Die Atomkatastrophe von Fukushima hat in Japan vieles verändert. Auch wenn die neue Regierung nicht den Ausstieg aus der Kernenergie vertritt, steht die Sicherheit deutlich im Vordergrund. Trotz Dekontaminierungsarbeiten liegt die Belastung von rund 80 Prozent der verstrahlten Gebiete über dem Grenzwert.

Von Peter Kujath |
    Laut einer repräsentativen Umfrage sprechen sich 54 Prozent der Japaner gegen das Wiederanfahren der Kernkraftwerke aus. Seit der Atomkatastrophe von Fukushima stehen die 50 Reaktoren mit Ausnahme von zwei Blöcken still und einige werden wohl auch in diesem Zustand bleiben. Die neue Atomaufsichtsbehörde hat gestern bekanntgegeben, dass ein Reaktor in Tsuruga auf einer aktiven Erdbebenspalte gebaut wurde.

    Der Bericht über eine aktive Spalte unterhalb des Reaktors muss sehr ernst genommen werden, so der Vorsitzende Junichi Tanaka. Entsprechend der gesetzlichen Vorgaben darf der Reaktor nicht mehr ans Netz. Die Gefahren der Kernenergie stehen in Japan jetzt deutlich im Mittelpunkt. Dazu passt, dass eine Studie von NHK, dem öffentlich-rechtlichen Rundfunk, zufolge die radioaktive Belastung in rund 80 Prozent der verstrahlten Gebiete immer noch oberhalb des staatlichen Grenzwertes liegt – trotz Dekontaminierungsarbeiten.

    "Ich glaube, hier wurde mit Hochdruck Wasser zum Reinigen verwendet. Der Rasen wurde per Hand ausgetauscht. Aber die Zahlen fielen nur um die Hälfte. Das fand ich schon enttäuschend",

    erzählt ein Bewohner der Stadt Koriyama etwa 50 Kilometer vom havarierten AKW entfernt.

    "Ich bin zu alt, um auszuziehen. Ich hätte gedacht, die Belastung würde deutlicher fallen. Ich muss einfach damit leben."

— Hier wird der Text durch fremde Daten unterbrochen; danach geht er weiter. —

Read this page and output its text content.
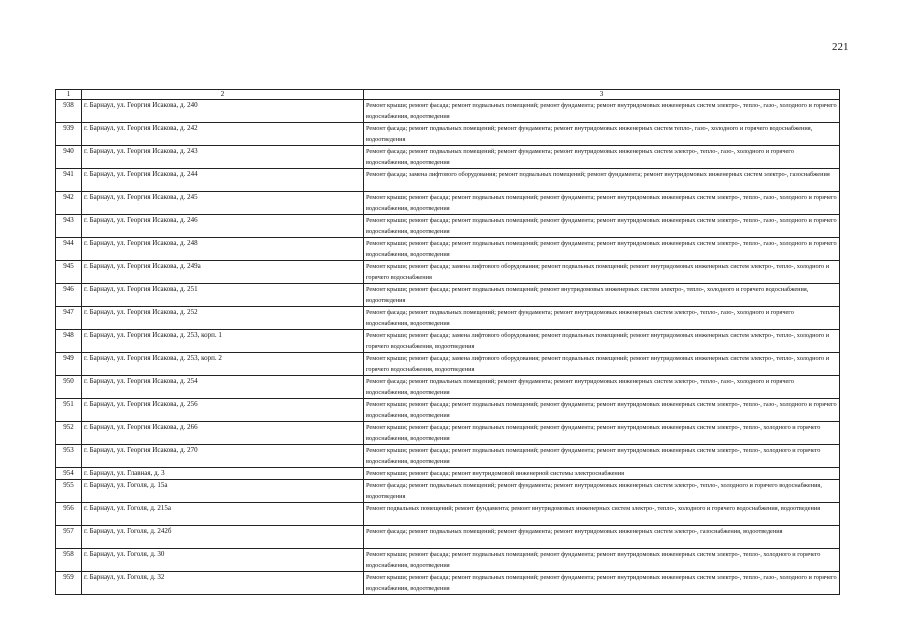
221
1	2	3
938	г. Барнаул, ул. Георгия Исакова, д. 240	Ремонт крыши; ремонт фасада; ремонт подвальных помещений; ремонт фундамента; ремонт внутридомовых инженерных систем электро-, тепло-, газо-, холодного и горячего водоснабжения, водоотведения
939	г. Барнаул, ул. Георгия Исакова, д. 242	Ремонт фасада; ремонт подвальных помещений; ремонт фундамента; ремонт внутридомовых инженерных систем тепло-, газо-, холодного и горячего водоснабжения, водоотведения
940	г. Барнаул, ул. Георгия Исакова, д. 243	Ремонт фасада; ремонт подвальных помещений; ремонт фундамента; ремонт внутридомовых инженерных систем электро-, тепло-, газо-, холодного и горячего водоснабжения, водоотведения
941	г. Барнаул, ул. Георгия Исакова, д. 244	Ремонт фасада; замена лифтового оборудования; ремонт подвальных помещений; ремонт фундамента; ремонт внутридомовых инженерных систем электро-, газоснабжения
942	г. Барнаул, ул. Георгия Исакова, д. 245	Ремонт крыши; ремонт фасада; ремонт подвальных помещений; ремонт фундамента; ремонт внутридомовых инженерных систем электро-, тепло-, газо-, холодного и горячего водоснабжения, водоотведения
943	г. Барнаул, ул. Георгия Исакова, д. 246	Ремонт крыши; ремонт фасада; ремонт подвальных помещений; ремонт фундамента; ремонт внутридомовых инженерных систем электро-, тепло-, газо-, холодного и горячего водоснабжения, водоотведения
944	г. Барнаул, ул. Георгия Исакова, д. 248	Ремонт крыши; ремонт фасада; ремонт подвальных помещений; ремонт фундамента; ремонт внутридомовых инженерных систем электро-, тепло-, газо-, холодного и горячего водоснабжения, водоотведения
945	г. Барнаул, ул. Георгия Исакова, д. 249а	Ремонт крыши; ремонт фасада; замена лифтового оборудования; ремонт подвальных помещений; ремонт внутридомовых инженерных систем электро-, тепло-, холодного и горячего водоснабжения
946	г. Барнаул, ул. Георгия Исакова, д. 251	Ремонт крыши; ремонт фасада; ремонт подвальных помещений; ремонт внутридомовых инженерных систем электро-, тепло-, холодного и горячего водоснабжения, водоотведения
947	г. Барнаул, ул. Георгия Исакова, д. 252	Ремонт фасада; ремонт подвальных помещений; ремонт фундамента; ремонт внутридомовых инженерных систем электро-, тепло-, газо-, холодного и горячего водоснабжения, водоотведения
948	г. Барнаул, ул. Георгия Исакова, д. 253, корп. 1	Ремонт крыши; ремонт фасада; замена лифтового оборудования; ремонт подвальных помещений; ремонт внутридомовых инженерных систем электро-, тепло-, холодного и горячего водоснабжения, водоотведения
949	г. Барнаул, ул. Георгия Исакова, д. 253, корп. 2	Ремонт крыши; ремонт фасада; замена лифтового оборудования; ремонт подвальных помещений; ремонт внутридомовых инженерных систем электро-, тепло-, холодного и горячего водоснабжения, водоотведения
950	г. Барнаул, ул. Георгия Исакова, д. 254	Ремонт фасада; ремонт подвальных помещений; ремонт фундамента; ремонт внутридомовых инженерных систем электро-, тепло-, газо-, холодного и горячего водоснабжения, водоотведения
951	г. Барнаул, ул. Георгия Исакова, д. 256	Ремонт крыши; ремонт фасада; ремонт подвальных помещений; ремонт фундамента; ремонт внутридомовых инженерных систем электро-, тепло-, газо-, холодного и горячего водоснабжения, водоотведения
952	г. Барнаул, ул. Георгия Исакова, д. 266	Ремонт крыши; ремонт фасада; ремонт подвальных помещений; ремонт фундамента; ремонт внутридомовых инженерных систем электро-, тепло-, холодного и горячего водоснабжения, водоотведения
953	г. Барнаул, ул. Георгия Исакова, д. 270	Ремонт крыши; ремонт фасада; ремонт подвальных помещений; ремонт фундамента; ремонт внутридомовых инженерных систем электро-, тепло-, холодного и горячего водоснабжения, водоотведения
954	г. Барнаул, ул. Главная, д. 3	Ремонт крыши; ремонт фасада; ремонт внутридомовой инженерной системы электроснабжения
955	г. Барнаул, ул. Гоголя, д. 15а	Ремонт фасада; ремонт подвальных помещений; ремонт фундамента; ремонт внутридомовых инженерных систем электро-, тепло-, холодного и горячего водоснабжения, водоотведения
956	г. Барнаул, ул. Гоголя, д. 215а	Ремонт подвальных помещений; ремонт фундамента; ремонт внутридомовых инженерных систем электро-, тепло-, холодного и горячего водоснабжения, водоотведения
957	г. Барнаул, ул. Гоголя, д. 242б	Ремонт фасада; ремонт подвальных помещений; ремонт фундамента; ремонт внутридомовых инженерных систем электро-, газоснабжения, водоотведения
958	г. Барнаул, ул. Гоголя, д. 30	Ремонт крыши; ремонт фасада; ремонт подвальных помещений; ремонт фундамента; ремонт внутридомовых инженерных систем электро-, тепло-, холодного и горячего водоснабжения, водоотведения
959	г. Барнаул, ул. Гоголя, д. 32	Ремонт крыши; ремонт фасада; ремонт подвальных помещений; ремонт фундамента; ремонт внутридомовых инженерных систем электро-, тепло-, газо-, холодного и горячего водоснабжения, водоотведения
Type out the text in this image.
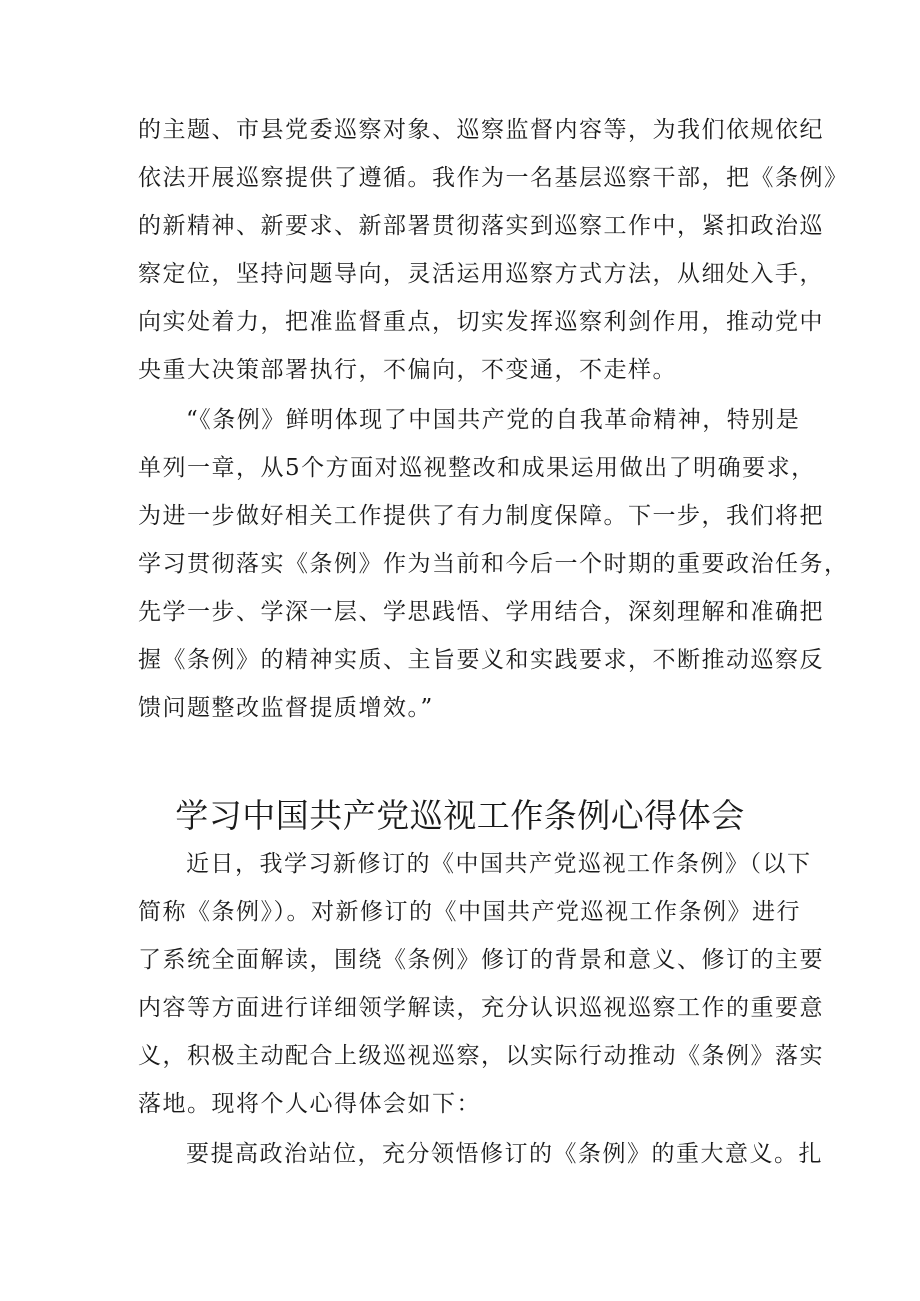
的主题、市县党委巡察对象、巡察监督内容等，为我们依规依纪
依法开展巡察提供了遵循。我作为一名基层巡察干部，把《条例》
的新精神、新要求、新部署贯彻落实到巡察工作中，紧扣政治巡
察定位，坚持问题导向，灵活运用巡察方式方法，从细处入手，
向实处着力，把准监督重点，切实发挥巡察利剑作用，推动党中
央重大决策部署执行，不偏向，不变通，不走样。
“《条例》鲜明体现了中国共产党的自我革命精神，特别是
单列一章，从5个方面对巡视整改和成果运用做出了明确要求，
为进一步做好相关工作提供了有力制度保障。下一步，我们将把
学习贯彻落实《条例》作为当前和今后一个时期的重要政治任务，
先学一步、学深一层、学思践悟、学用结合，深刻理解和准确把
握《条例》的精神实质、主旨要义和实践要求，不断推动巡察反
馈问题整改监督提质增效。”
学习中国共产党巡视工作条例心得体会
近日，我学习新修订的《中国共产党巡视工作条例》（以下
简称《条例》）。对新修订的《中国共产党巡视工作条例》进行
了系统全面解读，围绕《条例》修订的背景和意义、修订的主要
内容等方面进行详细领学解读，充分认识巡视巡察工作的重要意
义，积极主动配合上级巡视巡察，以实际行动推动《条例》落实
落地。现将个人心得体会如下：
要提高政治站位，充分领悟修订的《条例》的重大意义。扎
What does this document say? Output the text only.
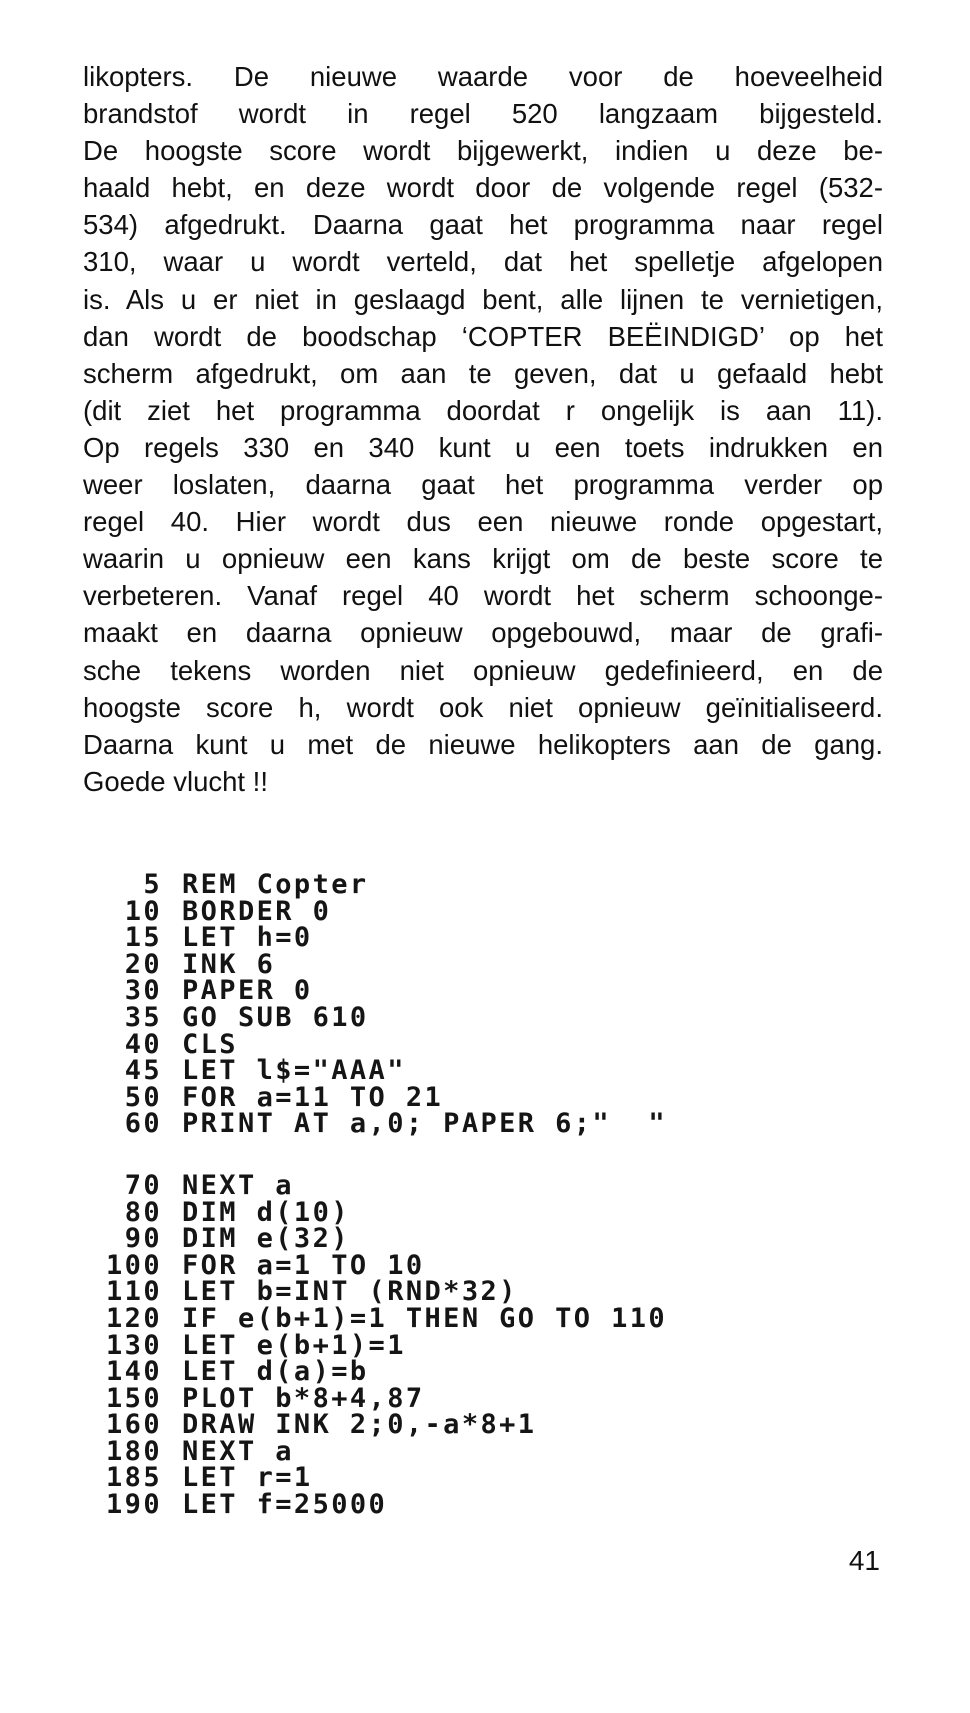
likopters. De nieuwe waarde voor de hoeveelheid
brandstof wordt in regel 520 langzaam bijgesteld.
De hoogste score wordt bijgewerkt, indien u deze be-
haald hebt, en deze wordt door de volgende regel (532-
534) afgedrukt. Daarna gaat het programma naar regel
310, waar u wordt verteld, dat het spelletje afgelopen
is. Als u er niet in geslaagd bent, alle lijnen te vernietigen,
dan wordt de boodschap ‘COPTER BEËINDIGD’ op het
scherm afgedrukt, om aan te geven, dat u gefaald hebt
(dit ziet het programma doordat r ongelijk is aan 11).
Op regels 330 en 340 kunt u een toets indrukken en
weer loslaten, daarna gaat het programma verder op
regel 40. Hier wordt dus een nieuwe ronde opgestart,
waarin u opnieuw een kans krijgt om de beste score te
verbeteren. Vanaf regel 40 wordt het scherm schoonge-
maakt en daarna opnieuw opgebouwd, maar de grafi-
sche tekens worden niet opnieuw gedefinieerd, en de
hoogste score h, wordt ook niet opnieuw geïnitialiseerd.
Daarna kunt u met de nieuwe helikopters aan de gang.
Goede vlucht !!
5 REM Copter
10 BORDER 0
15 LET h=0
20 INK 6
30 PAPER 0
35 GO SUB 610
40 CLS
45 LET l$="AAA"
50 FOR a=11 TO 21
60 PRINT AT a,0; PAPER 6;"  "
70 NEXT a
80 DIM d(10)
90 DIM e(32)
100 FOR a=1 TO 10
110 LET b=INT (RND*32)
120 IF e(b+1)=1 THEN GO TO 110
130 LET e(b+1)=1
140 LET d(a)=b
150 PLOT b*8+4,87
160 DRAW INK 2;0,-a*8+1
180 NEXT a
185 LET r=1
190 LET f=25000
41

    Vor dem Haus dieser Bewohnerin zeigt der Geigerzähler 0,44 Microsievert pro Stunde. Der offizielle Grenzwert liegt bei einem Millisievert pro Jahr oder 0,23 Mikrosievert pro Stunde. Ursprünglich hatte die Regierung einen Grenzwert von 20 Millisievert pro Jahr vorgesehen, der aber auf Druck der Öffentlichkeit 2011 abgesenkt werden musste. Die natürliche Strahlenbelastung liegt jedoch in einigen Gegenden Deutschlands bereits oberhalb von einem Millisievert pro Jahr. Ab welcher Höhe radioaktive Strahlung ein Gesundheitsrisiko darstellt, ist umstritten.

    "Hier gibt es gleich neben dran Felder und Wälder, und die Strahlung von dort reicht bis hierher. Auch wenn unmittelbar am Haus dekontaminiert wird, bleibt die Belastung in der Umgebung hoch",

    erklärt ein Mitarbeiter der Stadt Iitate in der ehemaligen Sperrzone. Ein Konzept der Regierung wie mit den verstrahlten Wald- und Wiesenflächen umgegangen werden soll, gibt es nicht. Da die Dekontaminierung nicht die gewünschten Ergebnisse bringt, fordert die Wissenschaftlerin Junko Nakanishi ein Umdenken.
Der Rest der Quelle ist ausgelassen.